Probing Charge Dynamics in Amorphous Oxide Semiconductors by Time-of-flight Microwave Impedance Microscopy

TL;DR

This study uses microwave impedance microscopy to spatially and temporally analyze charge transport in amorphous IGZO, revealing complex mechanisms involving trap states and hopping conduction with implications for flexible electronics.

Contribution

It introduces a novel application of time-of-flight microwave impedance microscopy to study charge dynamics in amorphous oxide semiconductors with spatial resolution.

Findings

Drift mobility of 2-3 cm²/Vs consistent with device measurements

Charge transport involves two mechanisms with millisecond timescales

Charge dynamics are governed by trap-and-release and hopping conduction processes

Abstract

The unique electronic properties of amorphous indium gallium zinc oxide (a-IGZO) thin films are closely associated with the complex charge dynamics of the materials.
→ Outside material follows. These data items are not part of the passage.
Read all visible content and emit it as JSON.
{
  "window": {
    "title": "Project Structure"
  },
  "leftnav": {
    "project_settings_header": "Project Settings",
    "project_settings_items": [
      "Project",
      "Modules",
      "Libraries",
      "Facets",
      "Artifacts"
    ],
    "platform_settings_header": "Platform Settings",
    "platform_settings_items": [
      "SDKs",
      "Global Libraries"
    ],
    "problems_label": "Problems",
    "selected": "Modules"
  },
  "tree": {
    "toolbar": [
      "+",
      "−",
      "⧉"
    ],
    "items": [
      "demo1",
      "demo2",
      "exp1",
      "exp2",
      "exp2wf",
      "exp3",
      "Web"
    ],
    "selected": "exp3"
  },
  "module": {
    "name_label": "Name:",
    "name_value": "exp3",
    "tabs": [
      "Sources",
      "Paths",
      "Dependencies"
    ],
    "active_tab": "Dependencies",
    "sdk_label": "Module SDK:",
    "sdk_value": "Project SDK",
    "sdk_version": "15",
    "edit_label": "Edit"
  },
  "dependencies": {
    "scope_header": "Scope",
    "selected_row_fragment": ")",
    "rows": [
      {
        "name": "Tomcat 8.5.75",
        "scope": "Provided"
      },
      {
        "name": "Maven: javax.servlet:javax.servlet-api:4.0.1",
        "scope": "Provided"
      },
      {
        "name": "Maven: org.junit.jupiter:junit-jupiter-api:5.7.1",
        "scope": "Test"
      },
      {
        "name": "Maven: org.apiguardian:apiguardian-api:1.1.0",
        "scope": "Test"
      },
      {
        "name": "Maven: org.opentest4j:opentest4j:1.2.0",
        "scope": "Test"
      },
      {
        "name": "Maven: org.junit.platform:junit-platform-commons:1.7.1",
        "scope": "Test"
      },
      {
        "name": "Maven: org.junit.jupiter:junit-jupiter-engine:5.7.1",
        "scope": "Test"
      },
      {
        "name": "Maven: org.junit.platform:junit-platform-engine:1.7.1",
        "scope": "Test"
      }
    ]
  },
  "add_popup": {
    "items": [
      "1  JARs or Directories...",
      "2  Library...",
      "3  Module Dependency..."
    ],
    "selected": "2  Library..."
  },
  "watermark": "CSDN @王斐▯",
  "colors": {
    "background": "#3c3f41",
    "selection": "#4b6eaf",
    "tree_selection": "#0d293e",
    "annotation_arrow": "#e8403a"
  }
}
Conventional studies of charge transport in a-IGZO usually involve steady-state or transient measurements on field-effect transistors. Here, we employed microwave impedance microscopy to carry out position-dependent time-of-flight (TOF) experiments on a-IGZO devices, which offer spatial and temporal information of the underlying transport dynamics. The drift mobility calculated from the delay time between carrier injection and onset of TOF response is 2 - 3 cm2/Vs, consistent with the field-effect mobility from device measurements. The spatiotemporal conductivity data can be nicely fitted to a two-step function, corresponding to two coexisting mechanisms with a typical timescale of milliseconds. The competition between multiple-trap-and-release conduction through band-tail states and hopping conduction through deep trap states is evident from the fitting parameters. The underlying length scale and time scale of charge dynamics in a-IGZO are of fundamental importance for transparent and flexible nanoelectronics and optoelectronics, as well as emerging back-end-of-line applications.